The total area of a cube is expressed by A(x) = 24x^2+24x+6. What is the volume of this cube?

Mar 2, 2018

$8 {x}^{3} + 12 {x}^{2} + 6 x + 1$

Explanation:

I'm going to assume you meant the surface area is given by $A \left(x\right)$.

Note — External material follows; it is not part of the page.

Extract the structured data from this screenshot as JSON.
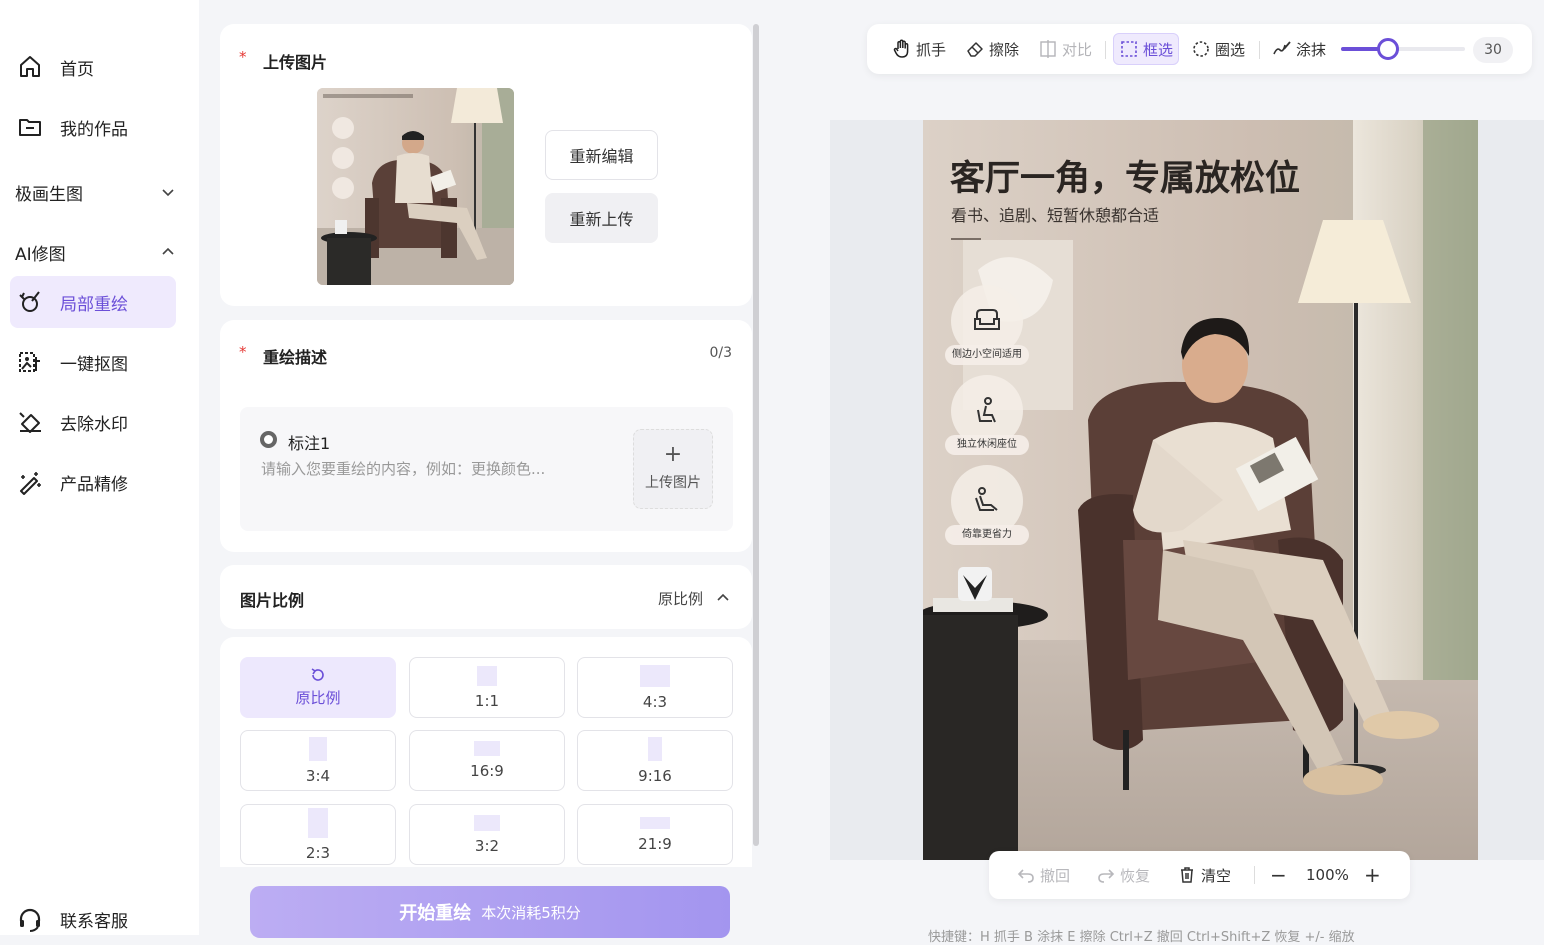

We have $A \left(x\right) = 24 {x}^{2} + 24 x + 6$

The formula for the surface area of a cube is given by $6 {k}^{2}$, where $k$ is the length of a side.

We can say that:

$6 {k}^{2} = 24 {x}^{2} + 24 x + 6$

${k}^{2} = 4 {x}^{2} + 4 x + 1$

${k}^{2} = {\left(2 x + 1\right)}^{2}$

$k = 2 x + 1$

So the length of a side is $2 x + 1$.

On the other hand, $V \left(x\right)$, the volume of he cube, is given by ${k}^{3}$.

Here, $k = 2 x + 1$

So we can say:

$V \left(x\right) = {k}^{3} = {\left(2 x + 1\right)}^{3}$

$V \left(x\right) = {\left(2 x + 1\right)}^{2} \left(2 x + 1\right)$

$V \left(x\right) = \left(2 x + 1\right) \left(4 {x}^{2} + 4 x + 1\right)$

$V \left(x\right) = 8 {x}^{3} + 12 {x}^{2} + 6 x + 1$

So the volume of this cube is given by $8 {x}^{3} + 12 {x}^{2} + 6 x + 1$